La giornata nelle aziende agricole che producono meloni inizia presto: alle 5 e mezza bisogna essere sotto le serre e si va avanti fino alle 10 e mezza. In campo aperto si arriva verso le sei del mattino e si va avanti anche fino a mezzogiorno, nei periodi di maggiore produzione, e se necessario si ritorna al pomeriggio. La raccolta in serra inizia a metà maggio e va avanti nel mese di giugno. In luglio e agosto c'è la produzione in campo aperto e a settembre si torna sotto le serre. Le aziende iniziano ad organizzare il lavoro già a febbraio, con il reclutamento delle persone per la raccolta. I produttori si affidano a persone che da molti anni fanno questo mestiere, poi naturalmente nel momento di picco della produzione vengono assunte altri operai che vengono velocemente formati e avviati alla raccolta. Sono tutti extracomunitari. Gli italiani ci sono, ma non lavorano alla raccolta.

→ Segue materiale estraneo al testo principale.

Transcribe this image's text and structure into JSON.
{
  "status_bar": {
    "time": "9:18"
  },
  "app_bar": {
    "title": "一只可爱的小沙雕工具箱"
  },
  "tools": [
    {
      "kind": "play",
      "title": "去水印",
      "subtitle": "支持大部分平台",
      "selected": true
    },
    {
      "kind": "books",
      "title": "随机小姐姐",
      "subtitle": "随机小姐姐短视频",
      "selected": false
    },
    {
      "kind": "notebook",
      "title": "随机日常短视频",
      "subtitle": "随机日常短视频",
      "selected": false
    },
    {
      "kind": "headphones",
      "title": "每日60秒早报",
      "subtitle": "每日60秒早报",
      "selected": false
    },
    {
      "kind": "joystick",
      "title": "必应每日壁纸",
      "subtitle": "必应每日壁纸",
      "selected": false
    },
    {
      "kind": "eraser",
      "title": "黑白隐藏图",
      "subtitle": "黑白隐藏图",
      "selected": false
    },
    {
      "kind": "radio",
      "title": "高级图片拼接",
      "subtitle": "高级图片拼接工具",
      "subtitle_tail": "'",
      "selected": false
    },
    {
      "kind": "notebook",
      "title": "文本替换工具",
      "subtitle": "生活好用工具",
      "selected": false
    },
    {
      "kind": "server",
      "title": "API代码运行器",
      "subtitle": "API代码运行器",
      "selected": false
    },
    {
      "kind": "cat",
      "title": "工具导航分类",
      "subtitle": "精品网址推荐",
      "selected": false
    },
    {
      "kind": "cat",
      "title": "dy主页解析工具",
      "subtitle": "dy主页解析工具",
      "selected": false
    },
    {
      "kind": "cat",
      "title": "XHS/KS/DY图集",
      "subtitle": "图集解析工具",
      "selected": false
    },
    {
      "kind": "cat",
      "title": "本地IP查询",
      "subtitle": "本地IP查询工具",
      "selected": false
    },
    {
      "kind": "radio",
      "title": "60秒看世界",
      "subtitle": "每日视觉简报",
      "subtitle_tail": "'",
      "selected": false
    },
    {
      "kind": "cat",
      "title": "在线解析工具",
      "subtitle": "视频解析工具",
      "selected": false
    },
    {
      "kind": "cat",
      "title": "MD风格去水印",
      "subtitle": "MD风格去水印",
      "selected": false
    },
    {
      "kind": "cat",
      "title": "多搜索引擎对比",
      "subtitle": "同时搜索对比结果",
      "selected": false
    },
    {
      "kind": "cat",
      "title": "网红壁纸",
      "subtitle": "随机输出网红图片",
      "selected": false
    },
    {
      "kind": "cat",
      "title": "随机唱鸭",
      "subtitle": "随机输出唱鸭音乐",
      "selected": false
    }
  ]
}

«Ci sono diverse figure impiegate nelle varie aziende, come i trattoristi - spiegano dal Consorzio – poi ci sono degli italiani che lavorano nel settore degli imballaggio o in quello dei trattamenti. Anche per quanto riguarda le nuove assunzioni, capita che dei ragazzi italiani mandino i curriculum. Sono persone che hanno studiato come agronomi e cercano un impiego nel settore del controllo qualità o in quello delle spedizioni. Lavori un po' più qualificati, nessuno viene a proporsi per andare nei campi». Il settore del melone è in espansione, il prodotto negli ultimi anni è diventato un simbolo del territorio. E, a detta degli stessi produttori, anche grazie al lavoro degli extracomunitari che sono considerati una risorsa per il settore. «Quest'anno la stagione sta andando bene» dice il presidente del Consorzio Mauro Aguzzi. La produzione è stata buona, nei mesi di maggio e giugno sono state lavorate 1.500 tonnellate di prodotto e anche le previsioni per il mese di luglio sono positive. Anche se dal 10 di luglio c'è stato un calo della domanda, a fronte di una produzione abbondante legata alle condizioni climatiche. Questo ha determinato un calo delle vendite, nonostante il prezzo del prodotto fosse basso. Le vendite sono state prevalentemente verso la grande distribuzione. (g.p.)